Plantwatch: Britain’s volunteer naturalists provide vital knowledge

The Great Mead, part of the garden in Selborne once belonging to Gilbert White, the 18th-century British naturalist
The Great Mead, part of the garden in Selborne once belonging to Gilbert White, the 18th-century British naturalist. Photograph: Jill Mead/The Guardian

Britain has a long tradition of volunteer naturalists dating back 250 years to the Rev Gilbert White in Selborne, Hampshire, best known for his classic book The Natural History of Selborne (1789).

In recent times, Rosemary Parslow has detailed the plants of the Isles of Scilly, many found nowhere else in Britain thanks to the sub-tropical climate of the islands.

Rosemary first visited the islands in 1958, and now – aged 87 – she still monitors the islands’ heathlands and coasts.

One of her greatest discoveries was a small rare fern, the least adder’s-tongue fern (Ophioglossum lusitanicum), which only grows 0.8in (2cm) tall, found on a patch of heath on the small island of St Agnes and is unique to the UK.
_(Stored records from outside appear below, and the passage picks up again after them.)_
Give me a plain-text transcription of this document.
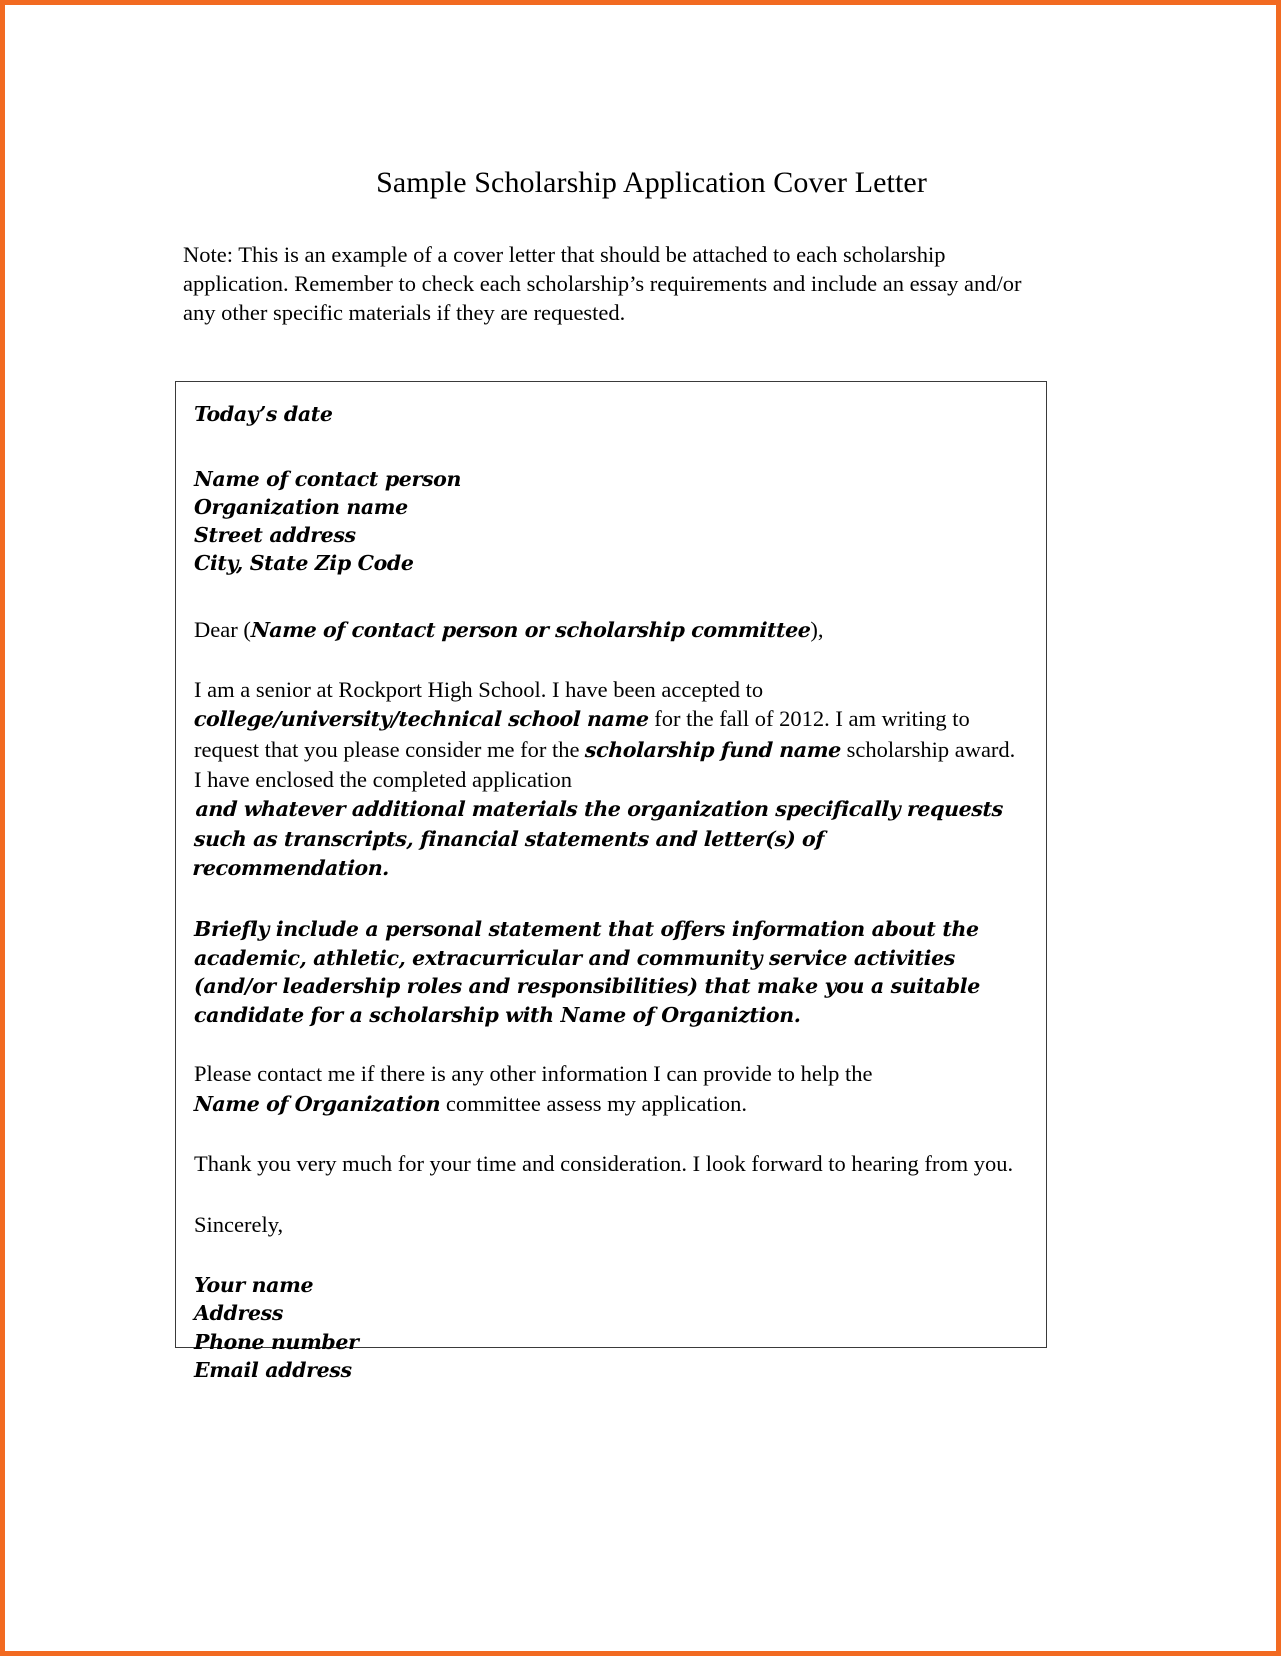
Sample Scholarship Application Cover Letter

Note: This is an example of a cover letter that should be attached to each scholarship application. Remember to check each scholarship’s requirements and include an essay and/or any other specific materials if they are requested.

Today’s date
Name of contact person
Organization name
Street address
City, State Zip Code
Dear (Name of contact person or scholarship committee),
I am a senior at Rockport High School. I have been accepted to college/university/technical school name for the fall of 2012. I am writing to request that you please consider me for the scholarship fund name scholarship award. I have enclosed the completed application and whatever additional materials the organization specifically requests such as transcripts, financial statements and letter(s) of recommendation.
Briefly include a personal statement that offers information about the academic, athletic, extracurricular and community service activities (and/or leadership roles and responsibilities) that make you a suitable candidate for a scholarship with Name of Organiztion.
Please contact me if there is any other information I can provide to help the Name of Organization committee assess my application.
Thank you very much for your time and consideration. I look forward to hearing from you.
Sincerely,
Your name
Address
Phone number
Email address
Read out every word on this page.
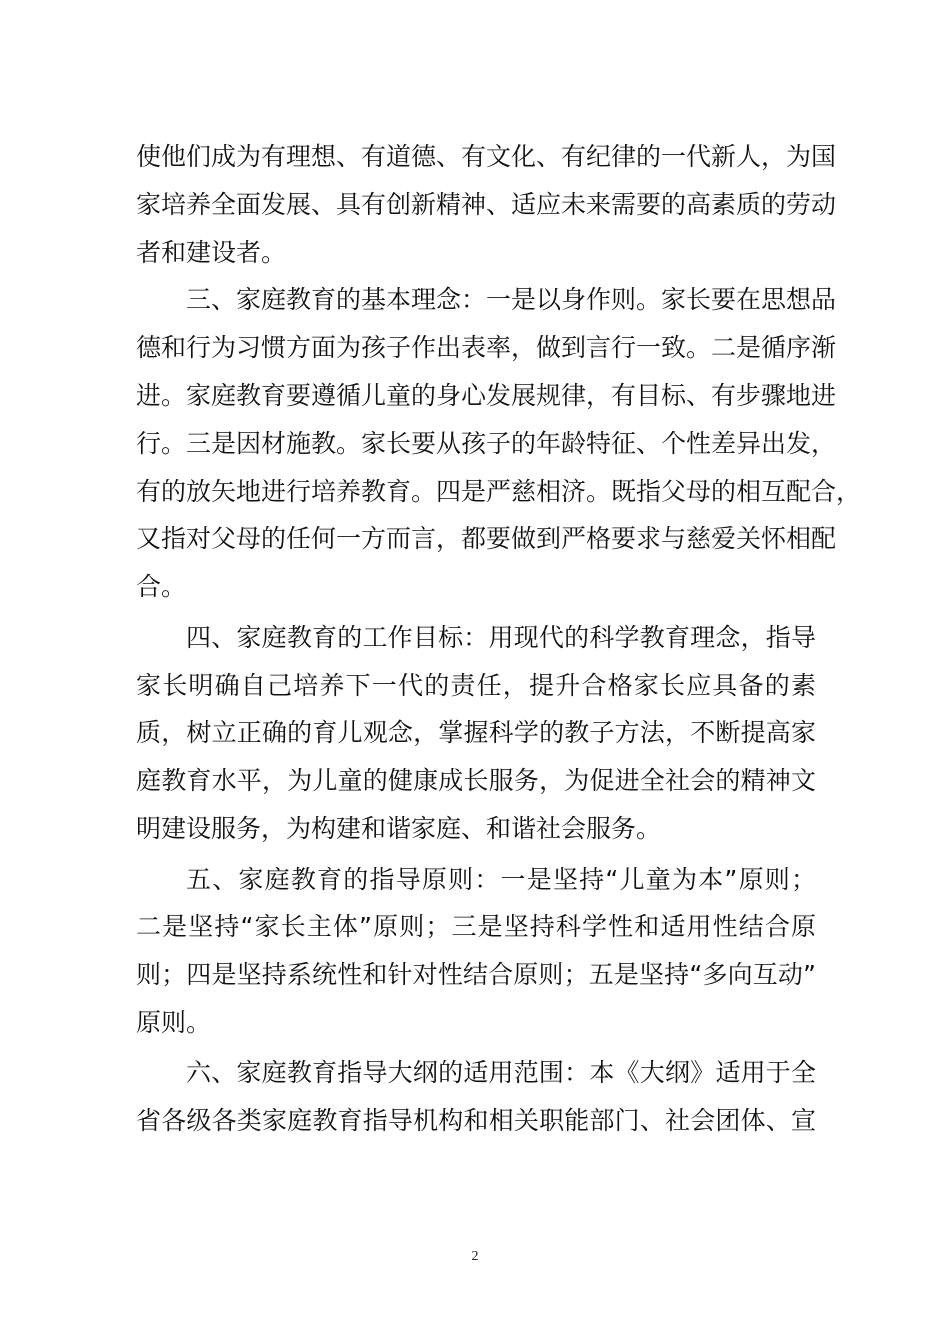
使他们成为有理想、有道德、有文化、有纪律的一代新人，为国
家培养全面发展、具有创新精神、适应未来需要的高素质的劳动
者和建设者。
三、家庭教育的基本理念：一是以身作则。家长要在思想品
德和行为习惯方面为孩子作出表率，做到言行一致。二是循序渐
进。家庭教育要遵循儿童的身心发展规律，有目标、有步骤地进
行。三是因材施教。家长要从孩子的年龄特征、个性差异出发，
有的放矢地进行培养教育。四是严慈相济。既指父母的相互配合，
又指对父母的任何一方而言，都要做到严格要求与慈爱关怀相配
合。
四、家庭教育的工作目标：用现代的科学教育理念，指导
家长明确自己培养下一代的责任，提升合格家长应具备的素
质，树立正确的育儿观念，掌握科学的教子方法，不断提高家
庭教育水平，为儿童的健康成长服务，为促进全社会的精神文
明建设服务，为构建和谐家庭、和谐社会服务。
五、家庭教育的指导原则：一是坚持“儿童为本”原则；
二是坚持“家长主体”原则；三是坚持科学性和适用性结合原
则；四是坚持系统性和针对性结合原则；五是坚持“多向互动”
原则。
六、家庭教育指导大纲的适用范围：本《大纲》适用于全
省各级各类家庭教育指导机构和相关职能部门、社会团体、宣
2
In Ashtead, Surrey, Jean Combes recorded the dates each spring when her local trees first came into leaf. She began her records in 1947 and noted the leafing of oak, ash, lime and horse chestnut, which she did purely out of her love of nature.

Over the years her records have proved invaluable, showing the trees steadily leafing earlier because of the warming climate. Jean died in 2023 aged 96 but her work is carried on by other volunteers.